- Genre: Reality competition
- Country of origin: United States
- Original language: English
- No. of seasons: 1
- No. of episodes: 6

Production
- Running time: 43 minutes
- Production company: Paramount Television

Original release
- Network: UPN
- Release: August 3 – September 7, 2001

= Manhunt (2001 TV series) =

American reality television series

Manhunt is an American reality television series that aired on UPN from August 3 to September 7, 2001.

The contestants on the show posed as fugitives who tried to escape actors who pretended to be bounty hunters. The one who eluded the bounty hunters the longest would receive a cash prize.

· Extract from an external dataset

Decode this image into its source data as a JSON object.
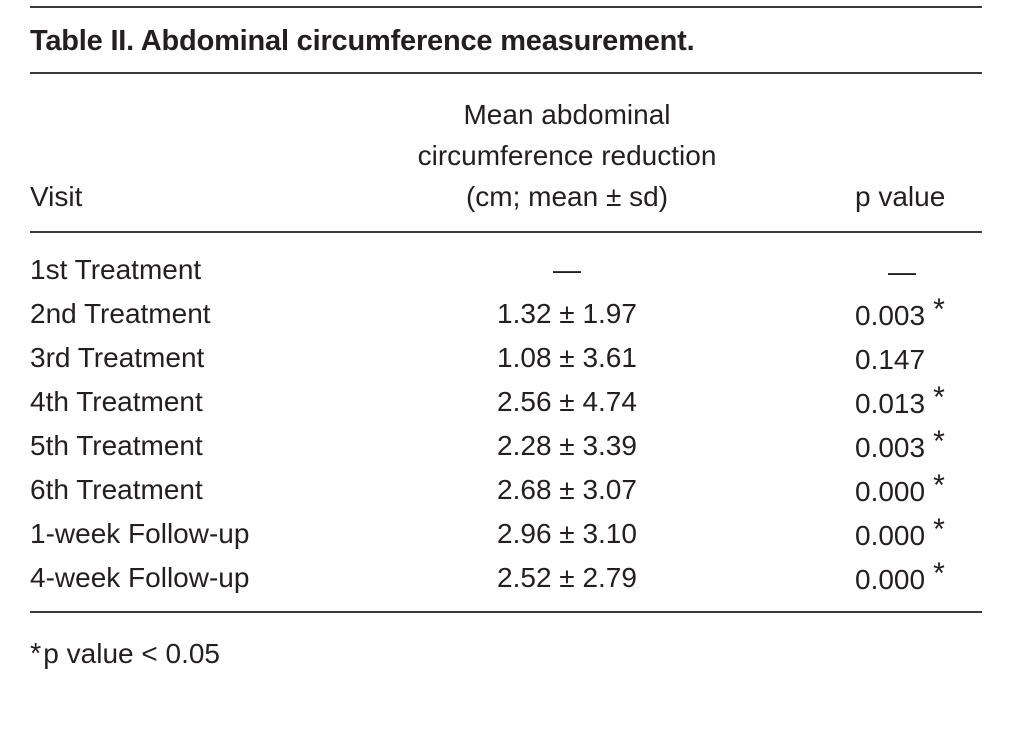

Manhunt encountered multiple problems during its brief run. Vince McMahon of the World Wrestling Federation (whose program SmackDown! aired on the same network) backed out of producing the show despite originally being heavily involved in its development and marketing. Later, separate investigative reports by Peter Lance and game-show enthusiast Steve Beverly revealed that portions of the show were being filmed at Griffith Park in Los Angeles, California, rather than entirely on location in Hawaii, as the producers were not satisfied with the original material. Allegations were also made that Paramount Television had convinced a producer to rig the show in favor of a particular contestant, which violated FCC regulations put in place following the 1950s quiz show scandals.

The program ended after six episodes.

John Cena (then a WWE developmental talent) and former American Gladiator Raye "Zap" Hollitt were among the cast members.